Lahore’s smog poses one of the worst health hazards we have witnessed in a long time. Some call breathing in the air as bad as “smoking twenty cigarettes”. PM2.5 are small, harmful particles that can penetrate into the lungs and enter the bloodstream. According to statistics, their levels in the air have reached 1,077 micrograms per cubic meter. This is nearly 30 times more than what the government considers safe. But the question is, will Lahore’s smog come back next year? Let us read on further to find out.
Crop Growing and Burning Seasons
Every year, Punjab focuses on agriculture and crops during two growing seasons. These are from May to September and from November to April. Before crops are sowed, the stubble from the previous harvest needs to be cleared. For this reason, the fields are burnt. Therefore, crop burning combines with high emission and cold weather to cloud the air of Lahore in smog. Since the seasons fall at the same time every year, most of the Autumn time is affected. Even though the smog clears away towards the beginning of December, every year, these problems are getting worse, which is why there is a dire need to solve this crop burning issue.

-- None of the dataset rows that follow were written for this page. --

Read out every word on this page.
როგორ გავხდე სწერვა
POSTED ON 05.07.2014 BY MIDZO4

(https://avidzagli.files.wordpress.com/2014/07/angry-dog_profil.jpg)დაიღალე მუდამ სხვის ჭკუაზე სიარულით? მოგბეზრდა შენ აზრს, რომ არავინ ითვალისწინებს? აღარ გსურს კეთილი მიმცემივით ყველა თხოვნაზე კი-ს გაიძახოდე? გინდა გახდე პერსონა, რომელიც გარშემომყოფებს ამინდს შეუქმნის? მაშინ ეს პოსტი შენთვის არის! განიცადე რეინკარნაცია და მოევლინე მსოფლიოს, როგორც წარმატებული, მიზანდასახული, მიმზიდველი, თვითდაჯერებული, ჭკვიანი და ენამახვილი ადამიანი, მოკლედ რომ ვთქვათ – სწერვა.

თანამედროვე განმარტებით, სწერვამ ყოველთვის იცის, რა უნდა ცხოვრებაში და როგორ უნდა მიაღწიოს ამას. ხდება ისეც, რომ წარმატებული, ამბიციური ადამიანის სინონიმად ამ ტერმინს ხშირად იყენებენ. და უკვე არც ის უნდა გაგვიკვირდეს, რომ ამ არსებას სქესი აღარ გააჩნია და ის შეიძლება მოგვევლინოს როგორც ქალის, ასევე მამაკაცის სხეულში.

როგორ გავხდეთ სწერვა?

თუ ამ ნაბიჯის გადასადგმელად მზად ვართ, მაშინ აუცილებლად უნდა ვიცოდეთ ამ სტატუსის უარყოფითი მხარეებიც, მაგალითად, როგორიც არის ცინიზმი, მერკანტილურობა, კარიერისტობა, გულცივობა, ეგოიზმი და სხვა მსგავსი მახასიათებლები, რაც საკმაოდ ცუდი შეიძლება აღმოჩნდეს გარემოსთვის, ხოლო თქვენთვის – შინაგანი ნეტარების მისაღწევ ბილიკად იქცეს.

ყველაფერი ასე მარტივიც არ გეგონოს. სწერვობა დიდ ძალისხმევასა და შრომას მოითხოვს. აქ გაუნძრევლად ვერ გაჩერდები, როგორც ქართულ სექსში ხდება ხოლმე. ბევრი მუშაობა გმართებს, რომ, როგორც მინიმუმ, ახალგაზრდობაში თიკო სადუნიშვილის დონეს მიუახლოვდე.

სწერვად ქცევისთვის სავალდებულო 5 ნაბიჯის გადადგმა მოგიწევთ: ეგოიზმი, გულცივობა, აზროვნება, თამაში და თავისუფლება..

Deforestation and Urbanization
As more and more land is being commercialized, there is hardly any forest area left in Pakistan, let alone Lahore. An example of such a project is the Kalma underpass which has caused too many trees to be cut down. Additionally, now that the Orange Line is being made, more trees are being cut down and will continue to be cut down for it. Therefore, the more urbanization and commercialization takes place, the more deforestation follows. When trees are cut, erosion occurs and the air becomes filled with dust particles. This is because there is no cover for the dust to stay settled when it becomes windy. Furthermore, every time a tree is cut, the air is deprived of a fresh source of oxygen. The more carbon dioxide fills the air, the more harmful it becomes since there will be less trees to take it in.
Excessive Motor Vehicles
Unfortunately, the issue of a lack of quality public transport prevails. In the entire Lahore, there is only one mode of public transport which is somewhat acceptable and accessible, and that is the metro transport system. But despite that, people in Pakistan prefer to own cars or motorbikes. Anything goes as long as public transport is somehow avoided. The more cars there will be, the more fuel and diesel they will emit. Moreover, the rickshaws in the city cause the worst form of air pollution. The fuels emitted from rickshaws are such that the air around them is often completely clouded by blackness. This issue is one which does not seem to be ending, but rather keeps increasing every year with the growing population.
Keeping Engines Running
As if excessive motor vehicles weren’t enough of a pollution problem, what the vehicle owners do while driving adds to the problems. The number of traffic jams in Lahore is never ending. Furthermore, there is a traffic light at every stop and turning (often ignored), in order to ensure a smooth and safe traffic flow. Engines are supposed to be shut off during this time, and ultimately, can save tonnes of extra fuel and gases to be emitted into the air. However, in Lahore, everyone is in a rush for some reason, which is why people prefer to keep their engines running at all times, whether it is a two minute wait in front of a traffic light, or an hour long wait in a traffic jam. This issue seems to be small, but is in fact a major issue being perpetrated by the very citizens of Lahore.
Harmful Chemicals in the Air
The amount of harmful chemicals in the air keeps rising every year. Nitric oxide in the air should not exceed 40mcg per cubic meter. However, there was over 306mcg/cubic meter of nitric oxide on Mall road alone during the smog period this year. PM10 levels should be less than 150, but Shahdara area saw levels exceeding 264. Furthermore, sulphur dioxide levels should not be above 120mcg /cubic meter. In Mominpura, these levels reached a shocking 1,373mcg/ cubic meter. Other than that, carbon monoxide levels should not go above 5mcg/cubic meter whereas records show that they went above and beyond those levels to an appalling 21mcg/cubic meter on Mall Road.
In conclusion, there are small things as well as big things that are being added into the list of reasons as to why smog occurs every year in Lahore. Furthermore, it is getting worse every year. This is why we see that according to current trends, it will happen again next year. This is unless it is taken far more seriously than it is being taken presently.